Stool and blood will be sampled at the following timepoints:

T0. Pre-LT (within the 3 months before LT) T1. Early Post-LT (7 days from surgery) T2. Late Post-LT (90 days from surgery)

Stool will be used for microbiome profiling and investigation of intestinal inflammation.

Permeability analysis, evaluation of circulating catecholamines and of bacterial metabolites will be performed also on blood.

Clinical and lab data will be collected. Clinical scores (MELD and Child-Pugh), clinical complications and graft/patient survival will be recorded throughout the observation period.

Receiver operating characteristic (ROC) curves of microbiome data will be calculated at different taxonomic levels for all investigated outcomes. Curves with an area under the curve (AUC) >0.6 and a p value ≤0.05 will be considered potentially relevant. The most informative and inclusive microbiome cutoffs at the lowest significant taxonomic level (usually the family level) will be chosen and used with all the other clinical variables in contingency tables to estimate their association with the different outcomes (Chi-square test). Single, even if less inclusive, microbiome cutoffs indicating extreme dysbiosis (occupation of >30% of the microbiota by a single predominating bacterial taxon), will also be chosen from non-significant ROC curves and further investigated. Generalized Linear Model (GLM) will then be used for each outcome except survival, for which Cox regression will be used. All P values will be adjusted for False Discovery Rate.
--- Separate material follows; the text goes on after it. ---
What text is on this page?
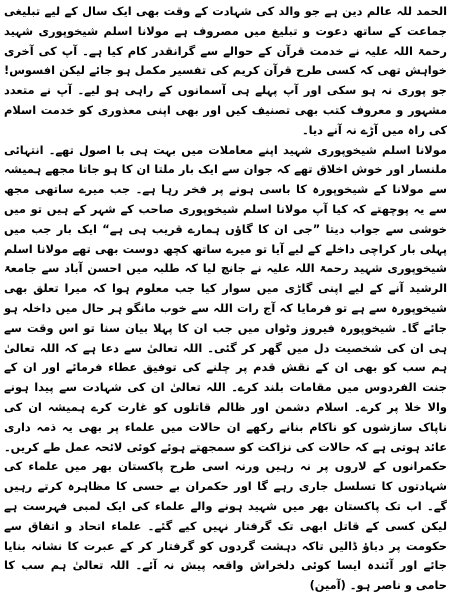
الحمد للہ عالم دین ہے جو والد کی شہادت کے وقت بھی ایک سال کے لیے تبلیغی جماعت کے ساتھ دعوت و تبلیغ میں مصروف ہے مولانا اسلم شیخوپوری شہید رحمۃ اللہ علیہ نے خدمت قرآن کے حوالے سے گرانقدر کام کیا ہے۔ آپ کی آخری خواہش تھی کہ کسی طرح قرآن کریم کی تفسیر مکمل ہو جائے لیکن افسوس! جو پوری نہ ہو سکی اور آپ پہلے ہی آسمانوں کے راہی ہو لیے۔ آپ نے متعدد مشہور و معروف کتب بھی تصنیف کیں اور بھی اپنی معذوری کو خدمت اسلام کی راہ میں آڑے نہ آنے دیا۔

مولانا اسلم شیخوپوری شہید اپنے معاملات میں بہت ہی با اصول تھے۔ انتہائی ملنسار اور خوش اخلاق تھے کہ جوان سے ایک بار ملتا ان کا ہو جاتا مجھے ہمیشہ سے مولانا کے شیخوپورہ کا باسی ہونے پر فخر رہا ہے۔ جب میرے ساتھی مجھ سے یہ پوچھتے کہ کیا آپ مولانا اسلم شیخوپوری صاحب کے شہر کے ہیں تو میں خوشی سے جواب دیتا ”جی ان کا گاؤں ہمارے قریب ہی ہے“ ایک بار جب میں پہلی بار کراچی داخلے کے لیے آیا تو میرے ساتھ کچھ دوست بھی تھے مولانا اسلم شیخوپوری شہید رحمۃ اللہ علیہ نے جانچ لیا کہ طلبہ میں احسن آباد سے جامعۃ الرشید آنے کے لیے اپنی گاڑی میں سوار کیا جب معلوم ہوا کہ میرا تعلق بھی شیخوپورہ سے ہے تو فرمایا کہ آج رات اللہ سے خوب مانگو ہر حال میں داخلہ ہو جائے گا۔ شیخوپورہ فیروز وٹواں میں جب ان کا پہلا بیان سنا تو اس وقت سے ہی ان کی شخصیت دل میں گھر کر گئی۔ اللہ تعالیٰ سے دعا ہے کہ اللہ تعالیٰ ہم سب کو بھی ان کے نقش قدم پر چلنے کی توفیق عطاء فرمائے اور ان کے جنت الفردوس میں مقامات بلند کرے۔ اللہ تعالیٰ ان کی شہادت سے پیدا ہونے والا خلا پر کرے۔ اسلام دشمن اور ظالم قاتلوں کو غارت کرے ہمیشہ ان کی ناپاک سازشوں کو ناکام بنانے رکھے ان حالات میں علماء پر بھی یہ ذمہ داری عائد ہوتی ہے کہ حالات کی نزاکت کو سمجھتے ہوئے کوئی لائحہ عمل طے کریں۔ حکمرانوں کے لاروں پر نہ رہیں ورنہ اسی طرح پاکستان بھر میں علماء کی شہادتوں کا تسلسل جاری رہے گا اور حکمران بے حسی کا مظاہرہ کرتے رہیں گے۔ اب تک پاکستان بھر میں شہید ہونے والے علماء کی ایک لمبی فہرست ہے لیکن کسی کے قاتل ابھی تک گرفتار نہیں کیے گئے۔ علماء اتحاد و اتفاق سے حکومت پر دباؤ ڈالیں تاکہ دہشت گردوں کو گرفتار کر کے عبرت کا نشانہ بنایا جائے اور آئندہ ایسا کوئی دلخراش واقعہ پیش نہ آئے۔ اللہ تعالیٰ ہم سب کا حامی و ناصر ہو۔ (آمین)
All the analyzed variables will be considered in multivariate analysis, together with the typical clinical assessments of liver transplantation procedures. These include: clinical scores (i.e. Child-Pugh and MELD), hematologic lab analyses (leukocytes, erythrocytes, hemoglobin, hematocrit, platelets), biochemical lab analyses (creatinine, urea, sodium, potassium, ALT, AST, total Bil, GGT, ALP, albumin, ammonium, CRP, circulating catecholamines), coagulation tests (PT, PTT), and drug treatments at the different time points (including antibiotics, immunosuppressive regimens and laxatives). The predictive model by the "best subset" approach optimizing the Akaike Information Criterion (AIC) will be selected. The model selection will also consider possible interactions with different underlying conditions, such as hepatocellular carcinoma, nonalcoholic fatty liver disease/nonalcoholic steatohepatitis, and comorbidities such as diabetes and renal insufficiency In this phase the investigators will also estimate the model performance (accuracy, sensitivity, specificity, positive predictive value, negative predictive value) by 10-fold cross validation to avoid too optimistic estimates. As comparison, a Machine Learning model will also be fit.

As the data of the patients enrolled in the second year will be available, the investigators will validate the predictive model in the independent sample.